The meeting marks the start of what will be a lengthy campaign to sell the infrastructure package, which has already come under criticism from Democrats and some fiscal conservatives. People who attended the meeting said the White House is expected to unveil more details next week.
Alex Herrgott, the White House Council on Environmental Quality’s associate director for infrastructure, held the meeting. He took pains to assure attendees that the administration is embracing a conservative approach to fixing the nation’s roads and bridges, drawing a contrast between former President Barack Obama’s 2009 stimulus. The administration is no doubt eager to avoid such comparisons, which have already been floated and, in some quarters, pilloried.
"It’s a substantively different approach than the top-down stimulus," said one person who participated in the meeting, though the person said conservative groups still want to review the specifics of any pending bills before they endorse the effort.
"The biggest question facing conservative organizations is how we can balance the infrastructure needs of the country in a way that protects taxpayers and reigns in regulations," the person added.
The other person who attended the meeting said Herrgott took questions from participants and vowed to continue talking with the groups.
Fiscal conservative groups have long been skeptical about massive federal infrastructure spending, especially if it is deficit-driven.

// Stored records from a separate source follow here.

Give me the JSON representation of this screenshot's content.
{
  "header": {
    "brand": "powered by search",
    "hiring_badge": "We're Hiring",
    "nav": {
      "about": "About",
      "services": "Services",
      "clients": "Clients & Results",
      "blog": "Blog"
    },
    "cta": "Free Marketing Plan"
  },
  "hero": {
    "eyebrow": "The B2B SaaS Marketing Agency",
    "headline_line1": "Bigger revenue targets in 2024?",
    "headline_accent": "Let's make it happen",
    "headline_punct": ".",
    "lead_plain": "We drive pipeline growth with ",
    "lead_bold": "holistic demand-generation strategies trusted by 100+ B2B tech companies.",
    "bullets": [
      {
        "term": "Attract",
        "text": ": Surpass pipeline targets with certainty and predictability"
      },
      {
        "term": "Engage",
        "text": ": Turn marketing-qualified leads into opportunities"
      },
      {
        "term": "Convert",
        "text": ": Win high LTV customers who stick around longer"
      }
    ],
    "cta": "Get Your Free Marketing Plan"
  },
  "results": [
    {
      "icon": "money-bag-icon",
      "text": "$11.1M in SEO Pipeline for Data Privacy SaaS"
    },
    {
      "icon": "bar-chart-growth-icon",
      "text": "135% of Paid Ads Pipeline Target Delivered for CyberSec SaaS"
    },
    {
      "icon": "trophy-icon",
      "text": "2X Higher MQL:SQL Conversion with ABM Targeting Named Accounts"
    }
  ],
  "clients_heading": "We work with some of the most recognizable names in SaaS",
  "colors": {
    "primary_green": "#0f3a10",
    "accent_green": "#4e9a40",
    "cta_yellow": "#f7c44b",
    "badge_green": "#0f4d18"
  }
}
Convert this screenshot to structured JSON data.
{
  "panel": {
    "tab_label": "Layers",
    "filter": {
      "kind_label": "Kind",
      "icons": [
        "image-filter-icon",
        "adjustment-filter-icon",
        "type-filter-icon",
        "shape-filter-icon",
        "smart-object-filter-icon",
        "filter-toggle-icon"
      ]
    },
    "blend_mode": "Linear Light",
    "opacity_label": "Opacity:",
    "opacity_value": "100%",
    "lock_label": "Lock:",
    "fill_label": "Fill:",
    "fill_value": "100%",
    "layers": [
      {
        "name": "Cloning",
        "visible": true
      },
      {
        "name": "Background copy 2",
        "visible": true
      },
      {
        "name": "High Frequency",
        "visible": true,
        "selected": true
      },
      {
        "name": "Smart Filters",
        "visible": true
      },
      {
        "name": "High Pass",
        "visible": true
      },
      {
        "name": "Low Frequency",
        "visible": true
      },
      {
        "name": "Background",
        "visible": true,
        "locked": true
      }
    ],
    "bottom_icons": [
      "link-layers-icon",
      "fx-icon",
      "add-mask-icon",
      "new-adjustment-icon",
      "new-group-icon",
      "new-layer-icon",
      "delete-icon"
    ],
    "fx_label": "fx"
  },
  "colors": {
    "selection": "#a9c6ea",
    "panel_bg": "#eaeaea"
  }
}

And while Republicans were initially shocked by the $1 trillion price tag attached to Trump’s proposal, they were heartened to see that a summary of the plan, which was included in the president’s budget request, calls for $200 billion in direct federal spending over the next decade paired with incentives to encourage state and private funding.

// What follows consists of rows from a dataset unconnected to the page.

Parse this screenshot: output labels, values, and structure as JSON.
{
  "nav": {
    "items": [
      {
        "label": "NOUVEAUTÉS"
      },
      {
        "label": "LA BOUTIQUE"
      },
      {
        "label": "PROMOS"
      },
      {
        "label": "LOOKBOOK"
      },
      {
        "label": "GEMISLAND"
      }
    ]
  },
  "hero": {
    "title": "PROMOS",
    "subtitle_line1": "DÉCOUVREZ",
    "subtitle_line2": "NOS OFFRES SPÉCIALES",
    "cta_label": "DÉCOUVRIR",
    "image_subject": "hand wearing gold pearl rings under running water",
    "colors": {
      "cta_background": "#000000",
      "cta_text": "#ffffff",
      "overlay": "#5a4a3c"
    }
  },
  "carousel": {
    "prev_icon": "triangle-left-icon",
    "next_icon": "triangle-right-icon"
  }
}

Sources said representatives from the following groups attended: Americans for Prosperity, Freedom Partners Chamber of Commerce, Americans for Tax Reform, State Policy Network, American Legislative Exchange Council, National Taxpayers Union, FreedomWorks, Competitive Enterprise Institute, Heritage Foundation, American Council for Capital Formation, Concerned Veterans for America, The LIBRE Initiative, Generation Opportunity, Taxpayer Protection Alliance and the American Conservative Union.
The meeting took place at Americans for Prosperity’s offices in Virginia.
A White House spokeswoman and Herrgott, the former deputy staff director on the Senate Environment and Public Works Committee, did not respond to a request for comment.